O Ministério Público Federal no Rio de Janeiro (MPF/RJ) propôs duas ações civis públicas e de improbidade administrativa contra a Infraero, Dufry Duty Free Shop e 29 altos executivos dessas empresas nos últimos anos. Eles responderão por várias irregularidades cometidas desde 1987 na contratação, prorrogação e execução de concessão de uso de áreas comerciais dos aeroportos Galeão/Tom Jobim e Santos Dumont ao Duty Free (antiga Brasif).

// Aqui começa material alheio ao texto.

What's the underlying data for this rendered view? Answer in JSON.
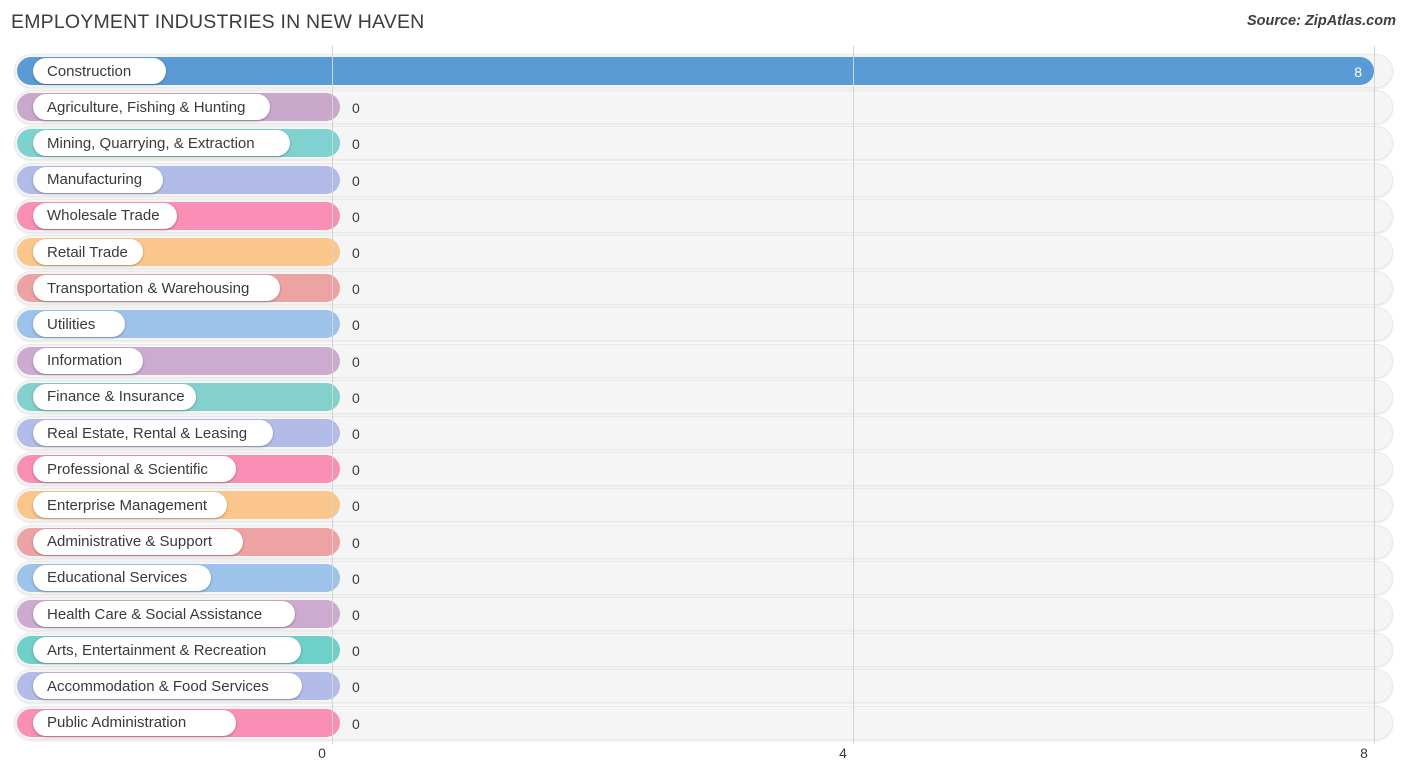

As ações têm como réus a Infraero, a Dufry e os executivos – 16 num processo e 13 no outro – responsáveis pela assinatura de contratos de concessão sem licitação para exploração de lojas francas e áreas para comercialização de mercadorias estrangeiras, utilização de veículos publicitários e construção de depósitos de apoio às atividades das lojas francas. Os prejuízos estimados a partir dos nove contratos analisados pelo MPF nas duas ações totalizam R$ 50,3 milhões. As ações, movidas pelo procurador da República Edson Abdon Filho, tramitam na 12ª Vara Federal do Rio de Janeiro.

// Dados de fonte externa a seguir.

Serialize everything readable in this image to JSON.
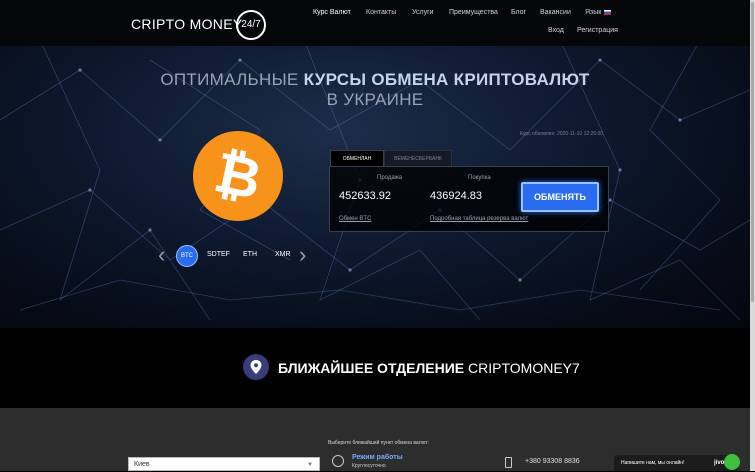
{
  "header": {
    "logo_text": "CRIPTO MONEY",
    "logo_badge": "24/7",
    "nav": [
      {
        "label": "Курс Валют"
      },
      {
        "label": "Контакты"
      },
      {
        "label": "Услуги"
      },
      {
        "label": "Преимущества"
      },
      {
        "label": "Блог"
      },
      {
        "label": "Вакансии"
      },
      {
        "label": "Язык"
      }
    ],
    "login": "Вход",
    "register": "Регистрация"
  },
  "hero": {
    "headline_pre": "ОПТИМАЛЬНЫЕ ",
    "headline_bold": "КУРСЫ ОБМЕНА КРИПТОВАЛЮТ",
    "headline_post": " В УКРАИНЕ",
    "rate_date": "Курс обновлен: 2020-11-10 12:26:00",
    "coin_symbol": "₿"
  },
  "exchange": {
    "tab_active": "ОБМЕНЛАН",
    "tab_inactive": "ВЕМЕНЕСБЕРБАНК",
    "sell_label": "Продажа",
    "buy_label": "Покупка",
    "sell_value": "452633.92",
    "buy_value": "436924.83",
    "button": "ОБМЕНЯТЬ",
    "link_exchange": "Обмен BTC",
    "link_table": "Подробная таблица резерва валют"
  },
  "coins": [
    "BTC",
    "SDTEF",
    "ETH",
    "XMR"
  ],
  "nearest": {
    "title_bold": "БЛИЖАЙШЕЕ ОТДЕЛЕНИЕ ",
    "title_light": "CRIPTOMONEY7"
  },
  "office": {
    "choose_label": "Выберите ближайший пункт обмена валют:",
    "city": "Киев",
    "mode_title": "Режим работы",
    "mode_sub": "Круглосуточно",
    "phone": "+380 93308 8836"
  },
  "chat": {
    "text": "Напишите нам, мы онлайн!",
    "brand": "jivo"
  },
  "colors": {
    "accent": "#2a6cf0",
    "coin": "#f7931a",
    "pin": "#3a3d7a"
  }
}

O MPF quer condenar os réus às punições da lei de improbidade administrativa (8.429/92), como o ressarcimento do dano, pagamento de multa, a suspensão dos direitos políticos e a proibição de contratação temporária com o poder público. As ações demonstram que os réus usaram exceções previstas na Lei de Licitações (8.666/93) e no Código Brasileiro de Aeronáutica (7.565/86) para, em vez de fazer licitação, cometer ilegalidades com aparente legitimidade.

A concessionária instalou-se em 1987 no Aeroporto do Galeão e em 1998 no Santos Dumont, e desde então, vem obtendo reiteradas prorrogações contratuais, fixando neles sua permanência até 2015. A empresa já ocupou espaços por alguns períodos sem que houvesse sequer contrato firmado, além de ter obtido diversas ampliações da área (137 m2, originalmente) ou o prazo de ocupação, utilizando-se de mais de setenta aditivos/aditamentos aos contratos.

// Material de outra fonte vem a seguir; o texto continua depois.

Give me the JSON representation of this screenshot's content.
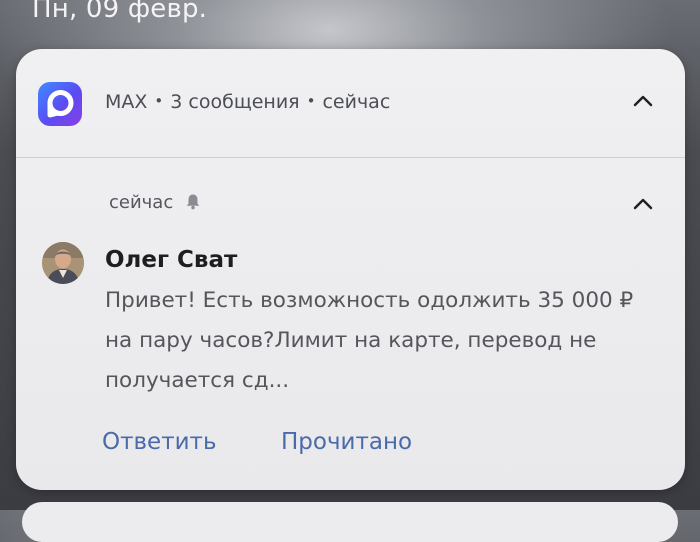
{
  "status": {
    "date": "Пн, 09 февр."
  },
  "notification": {
    "app_name": "MAX",
    "message_count": "3 сообщения",
    "time": "сейчас",
    "separator": "•",
    "conversation": {
      "time": "сейчас",
      "sender": "Олег Сват",
      "text": "Привет! Есть возможность одолжить 35 000 ₽ на пару часов?Лимит на карте, перевод не получается сд..."
    },
    "actions": {
      "reply_label": "Ответить",
      "read_label": "Прочитано"
    }
  },
  "icons": {
    "app": "max-app-icon",
    "expand": "chevron-up-icon",
    "bell": "bell-icon",
    "avatar": "avatar"
  },
  "colors": {
    "accent": "#4a6aa8",
    "app_gradient_start": "#3f8bff",
    "app_gradient_end": "#8a3fe6"
  }
}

“Quando o contrato foi celebrado em 1987 sem licitação, já contrariava o Código Brasileiro de Aeronáutica, que prevê a obrigatoriedade de concorrência prévia”, diz o procurador Edson Abdon Filho. “É inaceitável que contratos de concessão vigorem de 1987 a 2015, sem a realização de licitação, desprezando a valorização que as áreas concedidas tiveram ao longo destes anos, favorecendo interesses de empresa privada em detrimento do erário federal e do bem público da União".

Outro processo – Além da ação para punir os responsáveis pela ocupação irregular da Dufry, o MPF já moveu ação para a empresa sair do aeroporto porque obteve o espaço sem licitação prévia. O processo teve liminar fixando três meses para a desocupação, mas a decisão foi suspensa pelo Tribunal Regional Federal-2ª Região. O MPF contestou o recurso e o processo segue tramitando na 15ª Vara Federal do Rio de Janeiro.